Two people who have never met before, one with actual goods, one with only a piece of paper and a few cobbled-together words on it. And for some unholy and terrible reason the farmer with the booty agreed to take the worthless promissory note from the charlatan.

That, my friends, was the birth of the whole sorry fiasco, the beginning of the end. Why oh why oh why did the farmer ever say yes? And why have we all been saying, almost orgasmically, yes yes yes ever since?

The dreaded, awful, evil, fraudulent, terrible promissory note. And as if that wasn’t stupid enough, we then took the same bait by signing up for the credit-card system. The credit-card holder does not even have the old promissory notes so favoured by his forefathers; but if he is willing to commit to at least trying to get his hands on some any time this side of Armageddon, and passing them straight over, then now – even that’s OK!!!

INSANITY.

‘Always do what you’ve always done and you’ll always get what you’ve always got.’

More and more credit means more and more financial crashes and more mopping up the spoils, by the ever more elite, who always make sure they have enough ready cash and buying power for when the world’s going cheap.

CREDIT CREDIT CREDIT EQUALS CRASH CRASH CRASH.

It doesn’t matter that credit doesn’t work for the simple reason that most people who can’t pay today still won’t be able to pay tomorrow. If they could, they would, but they can’t so they won’t. And what’s even more soul-destroying is that the vast majority of those people will now be in debt UNTIL THEY DIE, having spent money they usually don’t have on things they will never be able to afford and clearly don’t need.

Mrs Thatcher may have been a crazy old dingbat, but one thing she was right about was ‘NEVER SPEND MORE THAN YOU EARN with the exception of a mortgage and perhaps a motor car’. Easy for her to say, married to a millionaire businessman, I know, but I always got the feeling she would abide by that rule of hers regardless.

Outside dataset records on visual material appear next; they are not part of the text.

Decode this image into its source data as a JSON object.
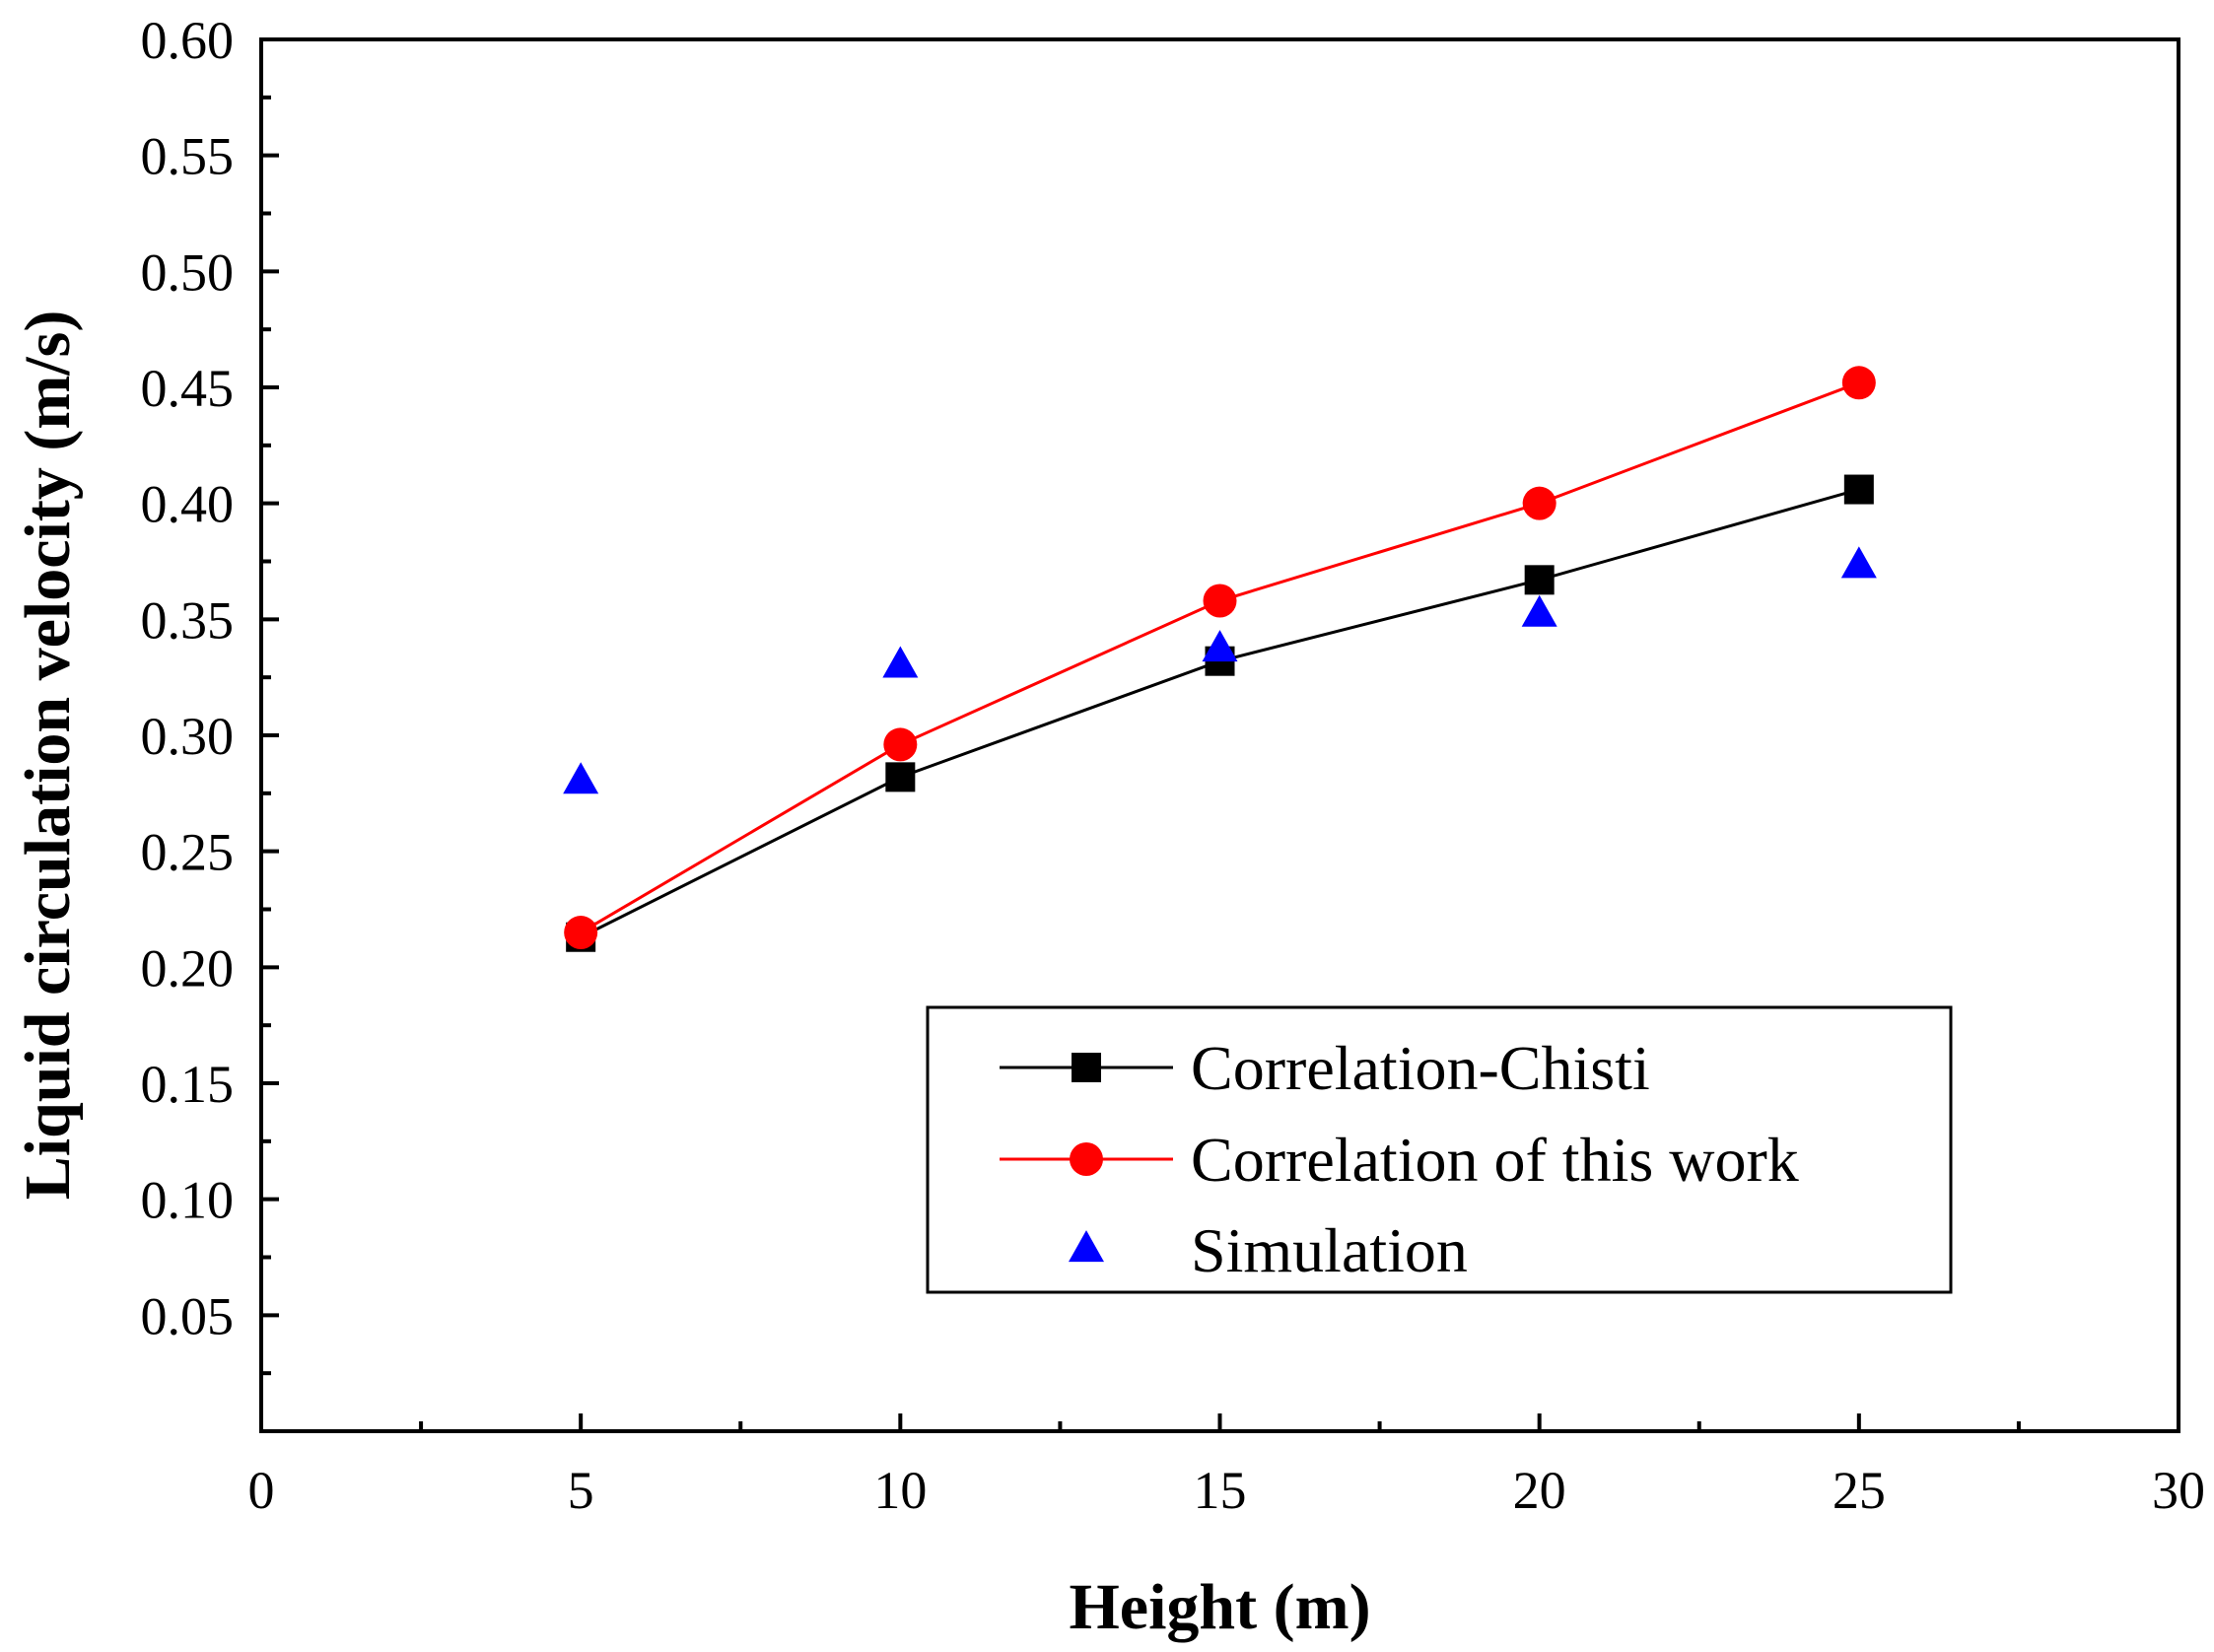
{
  "chart_data": {
    "type": "line",
    "title": "",
    "xlabel": "Height (m)",
    "ylabel": "Liquid circulation velocity (m/s)",
    "xlim": [
      0,
      30
    ],
    "ylim": [
      0.0,
      0.6
    ],
    "x_ticks": [
      0,
      5,
      10,
      15,
      20,
      25,
      30
    ],
    "x_tick_labels": [
      "0",
      "5",
      "10",
      "15",
      "20",
      "25",
      "30"
    ],
    "y_ticks": [
      0.05,
      0.1,
      0.15,
      0.2,
      0.25,
      0.3,
      0.35,
      0.4,
      0.45,
      0.5,
      0.55,
      0.6
    ],
    "y_tick_labels": [
      "0.05",
      "0.10",
      "0.15",
      "0.20",
      "0.25",
      "0.30",
      "0.35",
      "0.40",
      "0.45",
      "0.50",
      "0.55",
      "0.60"
    ],
    "grid": false,
    "legend_position": "lower-right",
    "series": [
      {
        "name": "Correlation-Chisti",
        "marker": "square",
        "line": true,
        "color": "#000000",
        "x": [
          5,
          10,
          15,
          20,
          25
        ],
        "y": [
          0.213,
          0.282,
          0.332,
          0.367,
          0.406
        ]
      },
      {
        "name": "Correlation of this work",
        "marker": "circle",
        "line": true,
        "color": "#ff0000",
        "x": [
          5,
          10,
          15,
          20,
          25
        ],
        "y": [
          0.215,
          0.296,
          0.358,
          0.4,
          0.452
        ]
      },
      {
        "name": "Simulation",
        "marker": "triangle",
        "line": false,
        "color": "#0000ff",
        "x": [
          5,
          10,
          15,
          20,
          25
        ],
        "y": [
          0.28,
          0.33,
          0.337,
          0.352,
          0.373
        ]
      }
    ]
  }
}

Money is a worry to all but the wisest of people. People who haven’t got it invariably want it; people who have it are worried they might lose it. And then there are those who somehow have squared the whole money circle for what it really is: an unworkable nonsense, probably hatched by two winos in a tavern to see if they could get the barman to give them their next drink without having to part with an actual shilling.

Well, whoever it was, it worked then and it’s still working now, but money’s days are numbered. Like us when it comes to climate change: if we don’t come up with a new twist soon, we’ll both be toast this side of 2030.

I believe we may be the generation to witness the death of money. We talk about the birth of the virtual age with the Internet and
cyberspace, and so on, but money beat them all to it. Money was the first virtual egg to hatch in the incubator.

Virtual wealth.

Virtual value.

Virtual madness.

Not that money isn’t useful full stop, of course it is. Apart from the essentials in life, there is no doubt that me having a bit more of it than I used to has kept my mum alive. When she was diagnosed with breast cancer almost seven years ago, I was fortunate enough to be able to pay for a drug she would not have been entitled to on the NHS. It almost definitely saved her life.

Same goes for when my wife was expecting for the second time and was diagnosed with an ectopic pregnancy. Had she not been seen late one night by a private consultant, she would not be here today. She was suffering from internal bleeding which, had it not been spotted and dealt with, would have seen her off before the morning.

I know this financial advantage is unfair in the grand scheme of things and am aware it will make some people apoplectic with rage, but I seriously doubt those same people wouldn’t have done the same thing if they were in my shoes.

Money also makes worries about day-to-day bills less of an issue and I can’t say I miss the fear and trepidation I used to experience when approaching the hole in the wall towards the end of the month. Will it or won’t it? To dispense or not to dispense, that is the question.

I’ve also learnt, the hard way, it pays to get hold of your dough before it gets a hold of you, as is so often the case with self-made new money. I’m not talking so much about people trying to relieve you of your hard-earned cash, as people relieving you of days and weeks of your life you’ll never get back.